The bottom line, Judge, is that we think that treatment rather than a long term of incarceration will do justice in this case. Thank you.(Dkt. No. 165 at 68, 73). Although this argument ultimately was unsuccessful, “[j]udicial scrutiny of counsel's performance must be highly deferential” because “[i]t is all too tempting for a defendant to second-guess counsel's assistance after conviction or adverse sentence.” Strickland, 466 U.S. at 689. Accordingly, “indulg[ing] [the] strong presumption that counsel's conduct falls within the wide range of reasonable professional assistance,” id., the Court concludes that counsel's use of a mitigation argument was objectively reasonable. This was not a gratuitous attack on Bartley's character but an effort by counsel to lessen his client's culpability.
3. Use of Drugs
Bartley next argues that one of his attorneys was under the influence of drugs during his trial and sentencing. This argument is entirely without evidentiary support and therefore deserving of no credit.
4. Failure to Respond
Finally, Bartley contends that his counsel failed to respond to his communications. As his most compelling evidence, he references a portion of the sentencing transcript where his counsel states
[His mental illness is] certainly the reason that he has bombarded the Court, the Government, my law office and other people with letters. The letters, they don't make sense. None of the letters make sense. I stopped reading them. I put them in a big pile in my office and that's someone who's mentally ill. That's who does that over and over and over and over again. They serve no purpose. They're not addressed to the Court. They're not relevant to the proceedings. He's mentally ill.(Dkt. No. 165 at 70-71).
Setting aside whether counsel's failure to read and respond to every one of Bartley's numerous letters was objectively unreasonable, Bartley cannot demonstrate that such failure resulted in any prejudice.

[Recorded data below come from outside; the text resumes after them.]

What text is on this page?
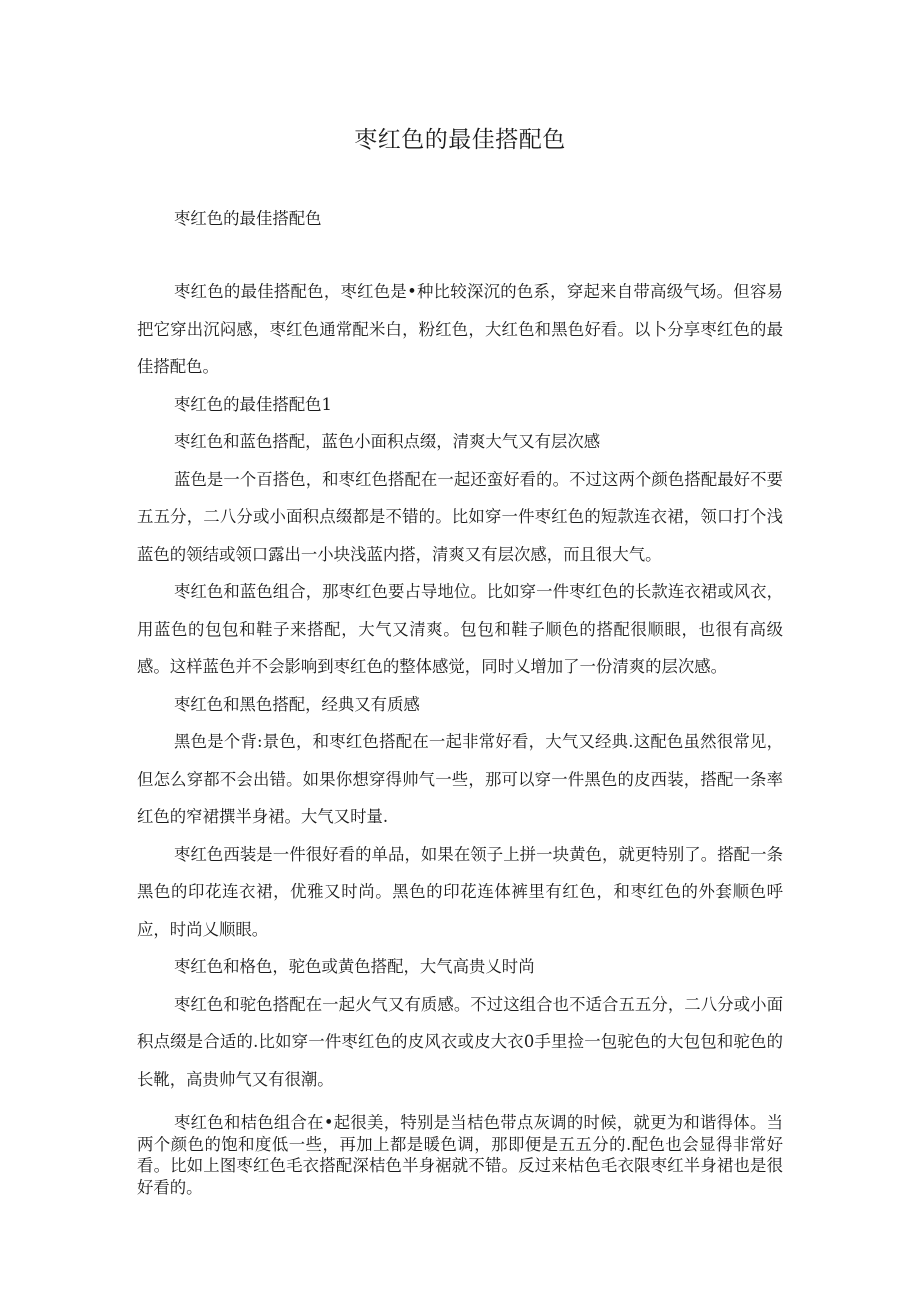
枣红色的最佳搭配色

枣红色的最佳搭配色

枣红色的最佳搭配色，枣红色是•种比较深沉的色系，穿起来自带高级气场。但容易把它穿出沉闷感，枣红色通常配米白，粉红色，大红色和黑色好看。以卜分享枣红色的最佳搭配色。

枣红色的最佳搭配色1

枣红色和蓝色搭配，蓝色小面积点缀，清爽大气又有层次感

蓝色是一个百搭色，和枣红色搭配在一起还蛮好看的。不过这两个颜色搭配最好不要五五分，二八分或小面积点缀都是不错的。比如穿一件枣红色的短款连衣裙，领口打个浅蓝色的领结或领口露出一小块浅蓝内搭，清爽又有层次感，而且很大气。

枣红色和蓝色组合，那枣红色要占导地位。比如穿一件枣红色的长款连衣裙或风衣，用蓝色的包包和鞋子来搭配，大气又清爽。包包和鞋子顺色的搭配很顺眼，也很有高级感。这样蓝色并不会影响到枣红色的整体感觉，同时乂增加了一份清爽的层次感。

枣红色和黑色搭配，经典又有质感

黑色是个背:景色，和枣红色搭配在一起非常好看，大气又经典.这配色虽然很常见，但怎么穿都不会出错。如果你想穿得帅气一些，那可以穿一件黑色的皮西装，搭配一条率红色的窄裙撰半身裙。大气又时量.

枣红色西装是一件很好看的单品，如果在领子上拼一块黄色，就更特别了。搭配一条黑色的印花连衣裙，优雅又时尚。黑色的印花连体裤里有红色，和枣红色的外套顺色呼应，时尚乂顺眼。

枣红色和格色，驼色或黄色搭配，大气高贵乂时尚

枣红色和驼色搭配在一起火气又有质感。不过这组合也不适合五五分，二八分或小面积点缀是合适的.比如穿一件枣红色的皮风衣或皮大衣0手里捡一包驼色的大包包和驼色的长靴，高贵帅气又有很潮。

枣红色和桔色组合在•起很美，特别是当桔色带点灰调的时候，就更为和谐得体。当两个颜色的饱和度低一些，再加上都是暖色调，那即便是五五分的.配色也会显得非常好看。比如上图枣红色毛衣搭配深桔色半身裾就不错。反过来枯色毛衣限枣红半身裙也是很好看的。
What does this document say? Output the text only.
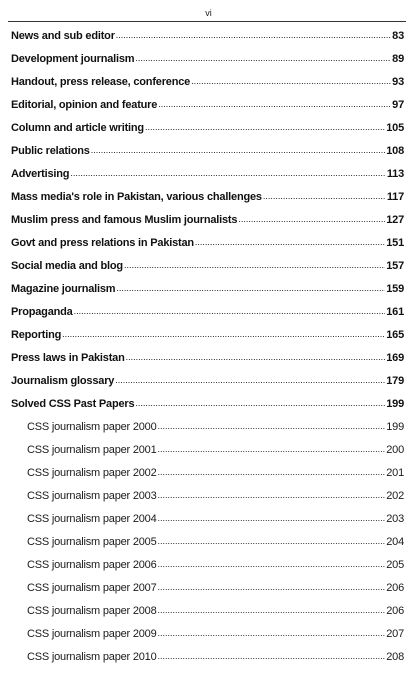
vi
News and sub editor .....	83
Development journalism .....	89
Handout, press release, conference .....	93
Editorial, opinion and feature .....	97
Column and article writing .....	105
Public relations .....	108
Advertising .....	113
Mass media's role in Pakistan, various challenges .....	117
Muslim press and famous Muslim journalists .....	127
Govt and press relations in Pakistan .....	151
Social media and blog .....	157
Magazine journalism .....	159
Propaganda .....	161
Reporting .....	165
Press laws in Pakistan .....	169
Journalism glossary .....	179
Solved CSS Past Papers .....	199
CSS journalism paper 2000 .....	199
CSS journalism paper 2001 .....	200
CSS journalism paper 2002 .....	201
CSS journalism paper 2003 .....	202
CSS journalism paper 2004 .....	203
CSS journalism paper 2005 .....	204
CSS journalism paper 2006 .....	205
CSS journalism paper 2007 .....	206
CSS journalism paper 2008 .....	206
CSS journalism paper 2009 .....	207
CSS journalism paper 2010 .....	208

Indeed, in addition to stating that he “stopped reading [the letters],” counsel also stated that the letters “don't make sense” and were “not relevant to the proceedings.” Id. Accordingly, Bartley has not established that counsel's failure to read and respond to every letter he sent would have altered the outcome of his case.

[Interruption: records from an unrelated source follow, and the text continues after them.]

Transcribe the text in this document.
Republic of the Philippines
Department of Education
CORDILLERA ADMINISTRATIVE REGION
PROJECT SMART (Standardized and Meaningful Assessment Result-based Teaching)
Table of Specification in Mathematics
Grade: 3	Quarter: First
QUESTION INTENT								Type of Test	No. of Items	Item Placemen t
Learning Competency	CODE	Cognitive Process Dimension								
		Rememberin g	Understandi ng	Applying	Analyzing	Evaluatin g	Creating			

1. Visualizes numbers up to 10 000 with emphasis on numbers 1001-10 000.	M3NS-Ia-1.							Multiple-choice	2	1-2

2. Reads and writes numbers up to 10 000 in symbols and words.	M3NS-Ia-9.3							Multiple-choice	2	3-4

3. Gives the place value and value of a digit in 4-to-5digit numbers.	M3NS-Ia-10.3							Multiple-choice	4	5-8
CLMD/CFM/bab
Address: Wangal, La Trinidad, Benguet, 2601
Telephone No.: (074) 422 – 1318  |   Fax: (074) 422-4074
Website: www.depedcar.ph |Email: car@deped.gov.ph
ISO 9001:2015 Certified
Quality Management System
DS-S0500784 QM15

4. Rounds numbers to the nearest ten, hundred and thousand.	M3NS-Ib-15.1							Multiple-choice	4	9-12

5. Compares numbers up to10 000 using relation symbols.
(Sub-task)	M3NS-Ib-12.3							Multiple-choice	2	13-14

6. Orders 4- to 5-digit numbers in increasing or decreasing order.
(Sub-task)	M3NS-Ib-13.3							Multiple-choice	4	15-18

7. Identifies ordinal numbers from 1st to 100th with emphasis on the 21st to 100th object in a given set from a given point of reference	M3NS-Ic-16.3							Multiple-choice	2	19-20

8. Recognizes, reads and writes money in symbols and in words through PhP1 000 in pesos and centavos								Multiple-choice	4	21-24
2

As Bartley is unable to satisfy both prongs of Strickland on any ground, his ineffective assistance of counsel claim fails.
IV. CONCLUSION
For the reasons discussed, the Court DENIES Bartley's § 2255 petition (Dkt. No. 216) and DENIES his motion for a separate claim of actual innocence (Dkt. No. 201).
It is so ORDERED.
The Clerk SHALL enter a separate judgment order in favor of the United States; transmit copies of this Order and the judgment order to Bartley by certified mail, return receipt requested, and to counsel of record by electronic means; and strike this case from the Court's active docket.
V. CERTIFICATE OF APPEALABILITY
Pursuant to Rule 11(a) of the Rules Governing § 2255 Proceedings, the district court “must issue or deny a certificate of appealability when it enters a final order adverse to the applicant” in such cases. If the court denies the certificate, “the parties may not appeal the denial but may seek a certificate from the court of appeals under Federal Rule of Appellate Procedure 22.” Rules Governing Section 2255 Proceedings 11(a).

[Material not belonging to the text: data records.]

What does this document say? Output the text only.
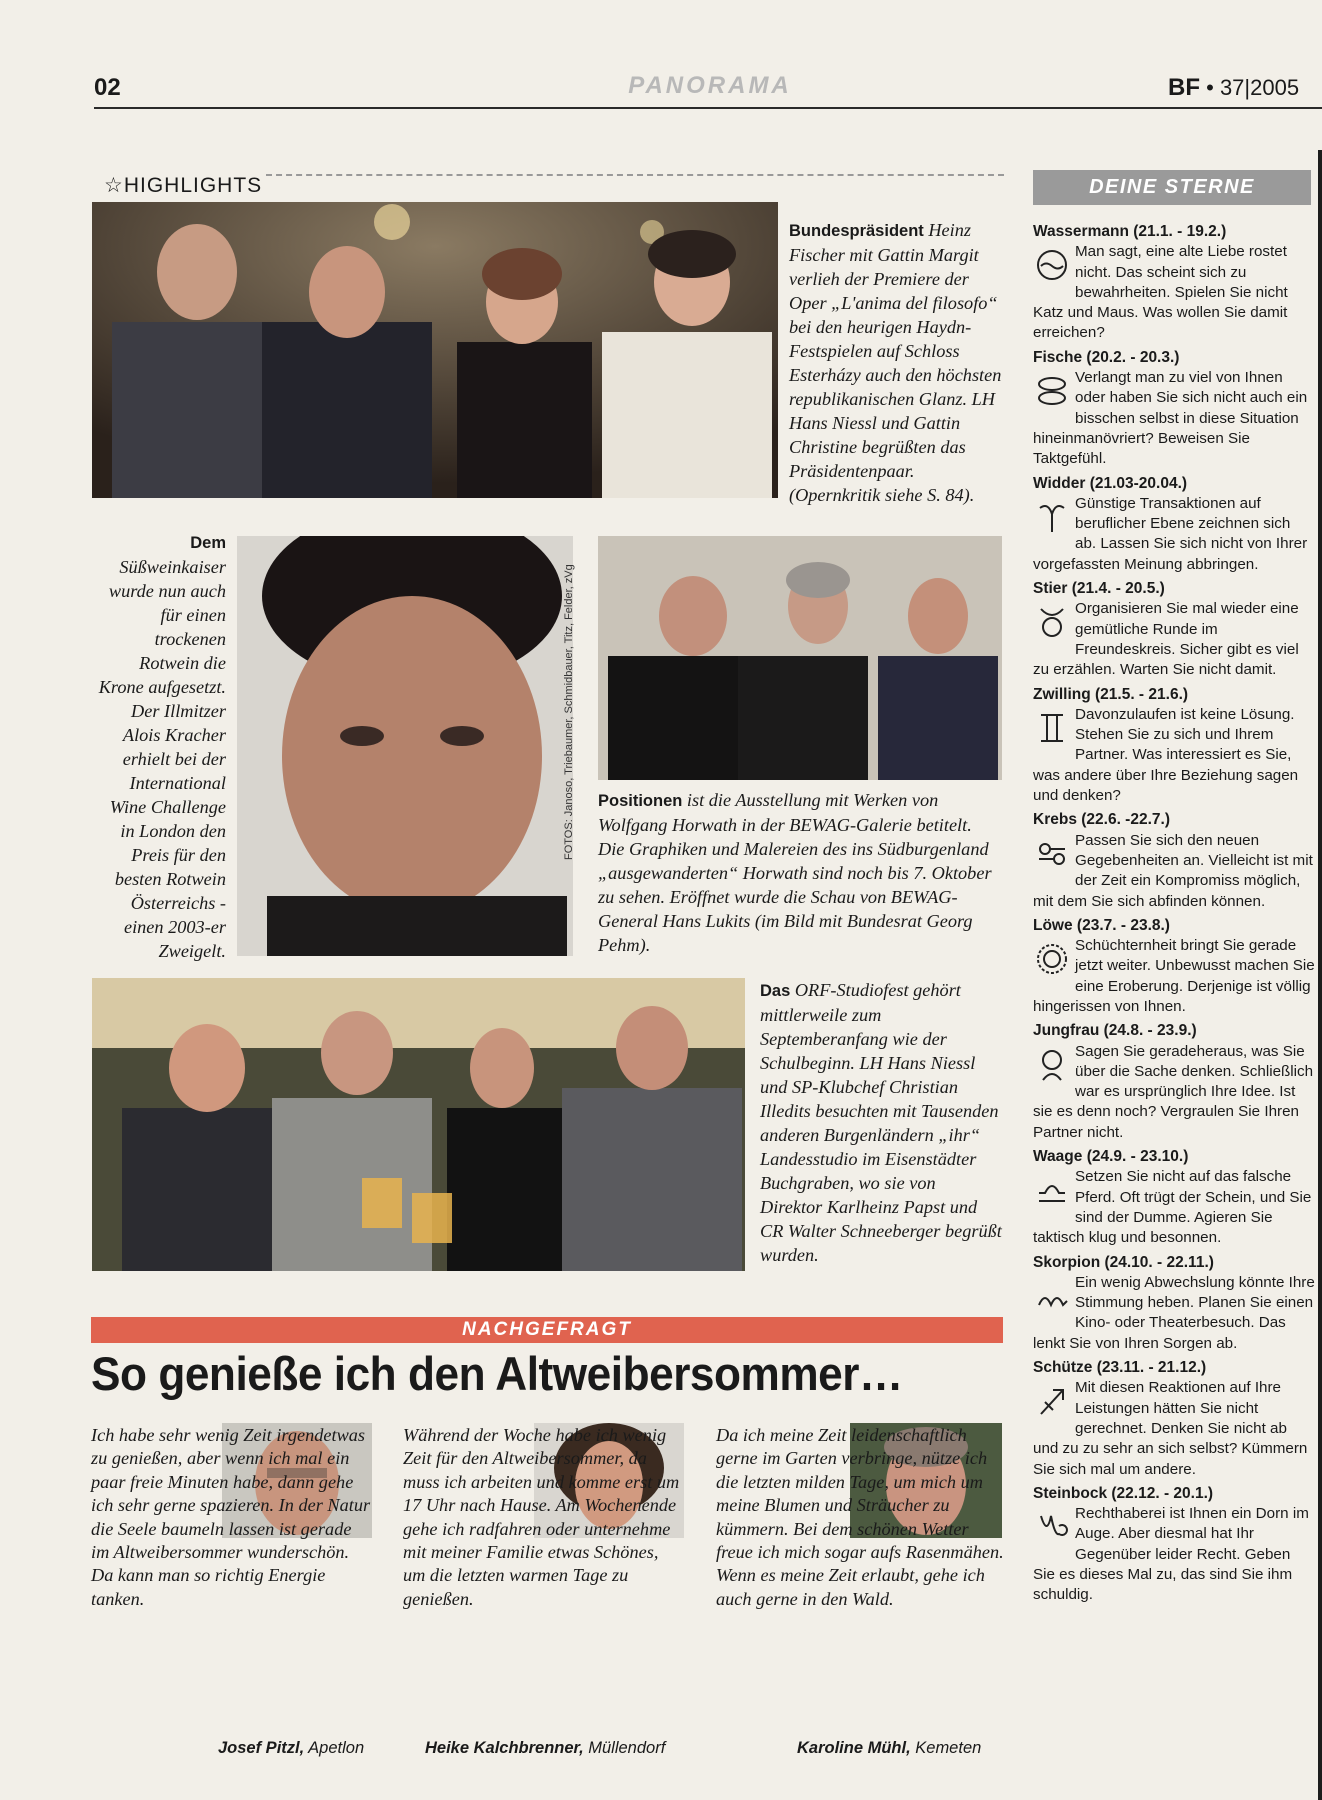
02	PANORAMA	BF • 37|2005
☆HIGHLIGHTS
Bundespräsident Heinz Fischer mit Gattin Margit verlieh der Premiere der Oper „L'anima del filosofo“ bei den heurigen Haydn-Festspielen auf Schloss Esterházy auch den höchsten republikanischen Glanz. LH Hans Niessl und Gattin Christine begrüßten das Präsidentenpaar. (Opernkritik siehe S. 84).
Dem Süßweinkaiser wurde nun auch für einen trockenen Rotwein die Krone aufgesetzt. Der Illmitzer Alois Kracher erhielt bei der International Wine Challenge in London den Preis für den besten Rotwein Österreichs - einen 2003-er Zweigelt.
FOTOS: Janoso, Triebaumer, Schmidbauer, Titz, Felder, zVg Positionen ist die Ausstellung mit Werken von Wolfgang Horwath in der BEWAG-Galerie betitelt. Die Graphiken und Malereien des ins Südburgenland „ausgewanderten“ Horwath sind noch bis 7. Oktober zu sehen. Eröffnet wurde die Schau von BEWAG-General Hans Lukits (im Bild mit Bundesrat Georg Pehm).
Das ORF-Studiofest gehört mittlerweile zum Septemberanfang wie der Schulbeginn. LH Hans Niessl und SP-Klubchef Christian Illedits besuchten mit Tausenden anderen Burgenländern „ihr“ Landesstudio im Eisenstädter Buchgraben, wo sie von Direktor Karlheinz Papst und CR Walter Schneeberger begrüßt wurden.
NACHGEFRAGT
So genieße ich den Altweibersommer…
Ich habe sehr wenig Zeit irgendetwas zu genießen, aber wenn ich mal ein paar freie Minuten habe, dann gehe ich sehr gerne spazieren. In der Natur die Seele baumeln lassen ist gerade im Altweibersommer wunderschön. Da kann man so richtig Energie tanken.
Während der Woche habe ich wenig Zeit für den Altweibersommer, da muss ich arbeiten und komme erst um 17 Uhr nach Hause. Am Wochenende gehe ich radfahren oder unternehme mit meiner Familie etwas Schönes, um die letzten warmen Tage zu genießen.
Da ich meine Zeit leidenschaftlich gerne im Garten verbringe, nütze ich die letzten milden Tage, um mich um meine Blumen und Sträucher zu kümmern. Bei dem schönen Wetter freue ich mich sogar aufs Rasenmähen. Wenn es meine Zeit erlaubt, gehe ich auch gerne in den Wald.
Josef Pitzl, Apetlon	Heike Kalchbrenner, Müllendorf	Karoline Mühl, Kemeten
DEINE STERNE
Wassermann (21.1. - 19.2.)
Man sagt, eine alte Liebe rostet nicht. Das scheint sich zu bewahrheiten. Spielen Sie nicht Katz und Maus. Was wollen Sie damit erreichen?
Fische (20.2. - 20.3.)
Verlangt man zu viel von Ihnen oder haben Sie sich nicht auch ein bisschen selbst in diese Situation hineinmanövriert? Beweisen Sie Taktgefühl.
Widder (21.03-20.04.)
Günstige Transaktionen auf beruflicher Ebene zeichnen sich ab. Lassen Sie sich nicht von Ihrer vorgefassten Meinung abbringen.
Stier (21.4. - 20.5.)
Organisieren Sie mal wieder eine gemütliche Runde im Freundeskreis. Sicher gibt es viel zu erzählen. Warten Sie nicht damit.
Zwilling (21.5. - 21.6.)
Davonzulaufen ist keine Lösung. Stehen Sie zu sich und Ihrem Partner. Was interessiert es Sie, was andere über Ihre Beziehung sagen und denken?
Krebs (22.6. -22.7.)
Passen Sie sich den neuen Gegebenheiten an. Vielleicht ist mit der Zeit ein Kompromiss möglich, mit dem Sie sich abfinden können.
Löwe (23.7. - 23.8.)
Schüchternheit bringt Sie gerade jetzt weiter. Unbewusst machen Sie eine Eroberung. Derjenige ist völlig hingerissen von Ihnen.
Jungfrau (24.8. - 23.9.)
Sagen Sie geradeheraus, was Sie über die Sache denken. Schließlich war es ursprünglich Ihre Idee. Ist sie es denn noch? Vergraulen Sie Ihren Partner nicht.
Waage (24.9. - 23.10.)
Setzen Sie nicht auf das falsche Pferd. Oft trügt der Schein, und Sie sind der Dumme. Agieren Sie taktisch klug und besonnen.
Skorpion (24.10. - 22.11.)
Ein wenig Abwechslung könnte Ihre Stimmung heben. Planen Sie einen Kino- oder Theaterbesuch. Das lenkt Sie von Ihren Sorgen ab.
Schütze (23.11. - 21.12.)
Mit diesen Reaktionen auf Ihre Leistungen hätten Sie nicht gerechnet. Denken Sie nicht ab und zu zu sehr an sich selbst? Kümmern Sie sich mal um andere.
Steinbock (22.12. - 20.1.)
Rechthaberei ist Ihnen ein Dorn im Auge. Aber diesmal hat Ihr Gegenüber leider Recht. Geben Sie es dieses Mal zu, das sind Sie ihm schuldig.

The Court finds it inappropriate to issue a certificate of appealability in this matter because Bartley has not made a “substantial showing of the denial of a constitutional right.” See 28 U.S.C. § 2253(c)(2). A petitioner satisfies this standard by demonstrating that reasonable jurists would find that any assessment of the constitutional claims by the district court is debatable or wrong and that any dispositive procedural ruling by the district court is likewise debatable. See Miller-El v. Cockrell, 537 U.S. 322, 336-38 (2003). Upon review of the record, the Court concludes that Bartley has failed to make the requisite showing, and DENIES issuing a certificate of appealability.